A three-dimensional co-culture system to investigate macrophage-dependent tumor cell invasion

Abstract

Macrophages infiltrate cancers and promote progression to invasion and metastasis. To directly examine tumor-associated macrophages (TAMs) and tumor cells interacting and co-migrating in a three-dimensional (3D) environment, we have developed a co-culture model that uses a PyVmT mouse mammary tumor-derived cell line and mouse bone marrow-derived macrophages (BMM). The Py8119 cell line was cloned from a spontaneous mammary tumor in a Tg(MMTV:LTR-PyVmT) C57Bl/6 mouse and these cells form 3-dimensional (3D) spheroids under conditions of low adhesion. Co-cultured BMM infiltrate the Py8119 mammospheres and embedding of the infiltrated mammospheres in Matrigel leads to subsequent invasion of both cell types into the surrounding matrix. This physiologically relevant co-culture model enables examination of two critical steps in the promotion of invasion and metastasis by BMM: 1) macrophage infiltration into the mammosphere and, 2) subsequent invasion of macrophages and tumor cells into the matrix. Our methodology allows for quantification of BMM infiltration rates into Py8119 mammospheres and demonstrates that subsequent tumor cell invasion is dependent upon the presence of infiltrated macrophages. This method is also effective for screening macrophage motility inhibitors. Thus, we have developed a robust 3D in vitro co-culture assay that demonstrates a central role for macrophage motility in the promotion of tumor cell invasion.
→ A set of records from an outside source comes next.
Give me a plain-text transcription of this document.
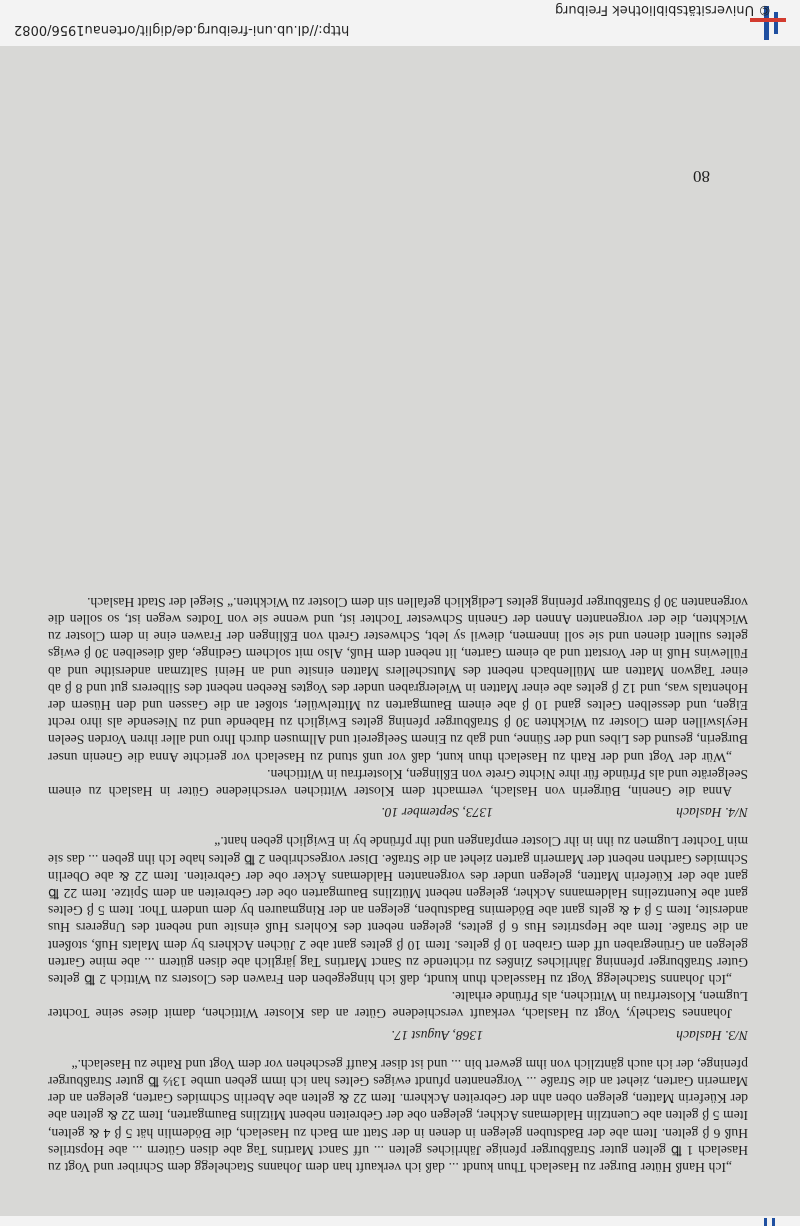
© Universitätsbibliothek Freiburg
http://dl.ub.uni-freiburg.de/diglit/ortenau1956/0082

„Ich Hanß Hüter Burger zu Haselach Thun kundt ... daß ich verkauft han dem Johanns Stachelegg dem Schriber und Vogt zu Haselach 1 ℔ gelten guter Straßburger pfenige Jährliches gelten ... uff Sanct Martins Tag abe disen Gütern ... abe Hopstriles Huß 6 β gelten. Item abe der Badstuben gelegen in denen in der Statt am Bach zu Haselach, die Bödemlin hät 5 β 4 & gelten, Item 5 β gelten abe Cuentzlin Haldemans Ackher, gelegen obe der Gebreiten nebent Mitzlins Baumgarten, Item 22 & gelten abe der Küeferin Matten, gelegen oben ahn der Gebreiten Ackhern. Item 22 & gelten abe Aberlin Schmides Garten, gelegen an der Marnerin Garten, ziehet an die Straße ... Vorgenanten pfundt ewiges Geltes han ich imm geben umbe 13½ ℔ guter Straßburger pfeninge, der ich auch gäntzlich von ihm gewert bin ... und ist diser Kauff geschehen vor dem Vogt und Rathe zu Haselach.“

N/3. Haslach
1368, August 17.

Johannes Stachely, Vogt zu Haslach, verkauft verschiedene Güter an das Kloster Wittichen, damit diese seine Tochter Lugmen, Klosterfrau in Wittichen, als Pfründe erhalte.

„Ich Johanns Stachelegg Vogt zu Hasselach thun kundt, daß ich hingegeben den Frawen des Closters zu Wittich 2 ℔ geltes Guter Straßburger pfenning Jährliches Zinßes zu richtende zu Sanct Martins Tag järglich abe disen gütern ... abe mine Garten gelegen an Grünegraben uff dem Graben 10 β geltes. Item 10 β geltes gant abe 2 Jüchen Ackhers by dem Malats Huß, stoßent an die Straße. Item abe Hepstrites Hus 6 β geltes, gelegen nebent des Kohlers Huß einsite und nebent des Ungerers Hus andersite, Item 5 β 4 & gelts gant abe Bödemins Badstuben, gelegen an der Ringmauren by dem undern Thor. Item 5 β Geltes gant abe Kuentzelins Haldemanns Ackher, gelegen nebent Mützlins Baumgarten obe der Gebreiten an dem Spitze. Item 22 ℔ gant abe der Küeferin Matten, gelegen under des vorgenanten Haldemans Äcker obe der Gebreiten. Item 22 & abe Oberlin Schmides Garthen nebent der Marnerin garten ziehet an die Straße. Diser vorgeschriben 2 ℔ geltes habe Ich ihn geben ... das sie min Tochter Lugmen zu ihn in ihr Closter empfangen und ihr pfründe by in Ewiglich geben hant.“

N/4. Haslach
1373, September 10.

Anna die Gnenin, Bürgerin von Haslach, vermacht dem Kloster Wittichen verschiedene Güter in Haslach zu einem Seelgeräte und als Pfründe für ihre Nichte Grete von Eßlingen, Klosterfrau in Wittichen.

„Wür der Vogt und der Rath zu Haselach thun kunt, daß vor unß stund zu Haselach vor gerichte Anna die Gnenin unser Burgerin, gesund des Libes und der Sünne, und gab zu Einem Seelgereit und Allmusen durch Ihro und aller ihren Vorden Seelen Heylswillen dem Closter zu Wickhten 30 β Straßburger pfening geltes Ewiglich zu Habende und zu Niesende als ihro recht Eigen, und desselben Geltes gand 10 β abe einem Baumgarten zu Mittelwüler, stoßet an die Gassen und den Hüsern der Hohentals was, und 12 β geltes abe einer Matten in Wielergraben under des Vogtes Reeben nebent des Silberers gut und 8 β ab einer Tagwon Matten am Müllenbach nebent des Mutschellers Matten einsite und an Heini Saltzman andersithe und ab Füllewins Huß in der Vorstatt und ab einem Garten, lit nebent dem Huß, Also mit solchem Gedinge, daß dieselben 30 β ewigs geltes sullent dienen und sie soll innemen, diewil sy lebt, Schwester Greth von Eßlingen der Frawen eine in dem Closter zu Wickhten, die der vorgenanten Annen der Gnenin Schwester Tochter ist, und wenne sie von Todtes wegen ist, so sollen die vorgenanten 30 β Straßburger pfening geltes Ledigklich gefallen sin dem Closter zu Wickhten.“ Siegel der Stadt Haslach.

80
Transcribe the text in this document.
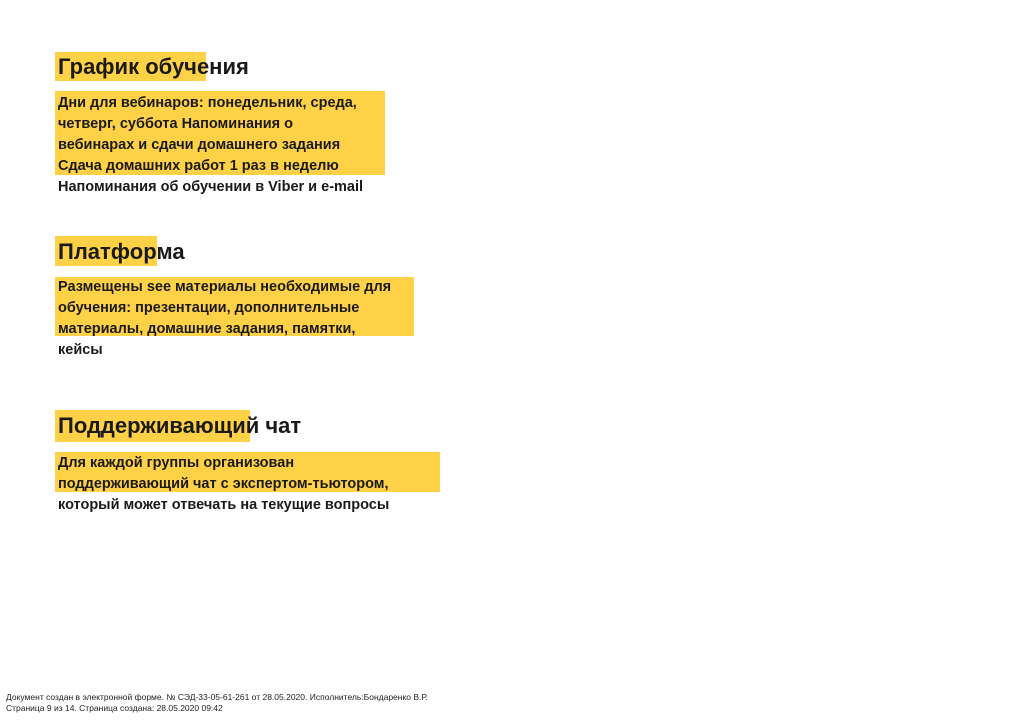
График обучения

Дни для вебинаров: понедельник, среда,
четверг, суббота Напоминания о
вебинарах и сдачи домашнего задания
Сдача домашних работ 1 раз в неделю
Напоминания об обучении в Viber и e-mail

Платформа

Размещены see материалы необходимые для
обучения: презентации, дополнительные
материалы, домашние задания, памятки,
кейсы

Поддерживающий чат

Для каждой группы организован
поддерживающий чат с экспертом-тьютором,
который может отвечать на текущие вопросы

Документ создан в электронной форме. № СЭД-33-05-61-261 от 28.05.2020. Исполнитель:Бондаренко В.Р.
Страница 9 из 14. Страница создана: 28.05.2020 09:42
Keywords: 3D co-culture; invasion; macrophage; mammosphere; motility.

Figure 1

CSF-1 expression by PyVmT cell line derived tumors. CSF-1 expression was measured by microarray. A. Spontaneous PyVmT tumors - PyVmT T; Py230 well differentiated luminal tumors - Py230 T; and Py8119 aggressive EMT tumors - Py8119 T. Data are means ± SEM from 6 tumors per group and were analyzed by one-way ANOVA and Holm-Sidak’s multiple comparisons test. B. Representative sections of PyVmT spontaneous tumor and Py230 and Py8119 cell line-derived tumors stained with anti-F4/80, a macrophage marker (brown), and counterstained with hematoxylin (blue).

Figure 2

Py8119 mammosphere formation. Py8119 cells were plated at 2.5 × 10⁴ cells/ml in 6-well ultra-low attachment plates and grown for 20–30 d before infiltration with BMM. Developing mammospheres were fed with supplemented Ham’s F12K medium every 7 d. Scale bar = 100 µm.

Figure 3

BMMs infiltrate Py8119 mammospheres. A. Py8119 mammospheres were infiltrated with BMM (red) for 3 d. After fixation and staining for F-actin (green), and DAPI (blue), mammospheres were analyzed by Confocal microscopy. Scale bar = 100 µm. B. Using > 3 mammospheres, the degree of infiltration relative to mammosphere area was quantified.

Figure 4

BMMs promote tumor cell invasion into Matrigel. A. Py8119 mammospheres, either infiltrated with BMM or not, were embedded into Matrigel and the area of invasive cells was measured after 7 d. Scale bar = 100 µm. B. Quantification of changes in mammosphere area, including surrounding invasive cells is shown, **P< 0.01. C. Phase contrast image (10x magnification) of a live culture BMM-infiltrated mammosphere embedded in Matrigel with streams of invading cells. Scale bar = 100 µm. D. Flow cytometric quantification of mammosphere invasion into Matrigel was carried out. Invasive EGFP⁺ Py8119 tumor cells were quantified by flow cytometry after gating for single cells and, in the absence of BMM, only EGFP^- was seen (first peak). In contrast, large numbers of EGFP⁺ tumor cells were seen invading the Matrigel from BMM-infiltrated mammospheres (second peak).

Figure 5

Inhibition of BMM motility blocks tumor cell invasion. A. Representative images of macrophage-infiltrated Py8119 mammospheres embedded in Matrigel in the presence of DMSO, CSF-1R inhibitor (GW2580; 2 µM) or PI3K p110δ inhibitor (GS-1101; 2 µM). After 7 d, the area of invasive cells was quantified for at least 3 mammospheres per condition. Scale bar = 100 µm. B. Quantification of tumor cell invasion. ***P< 0.001, **P< 0.01.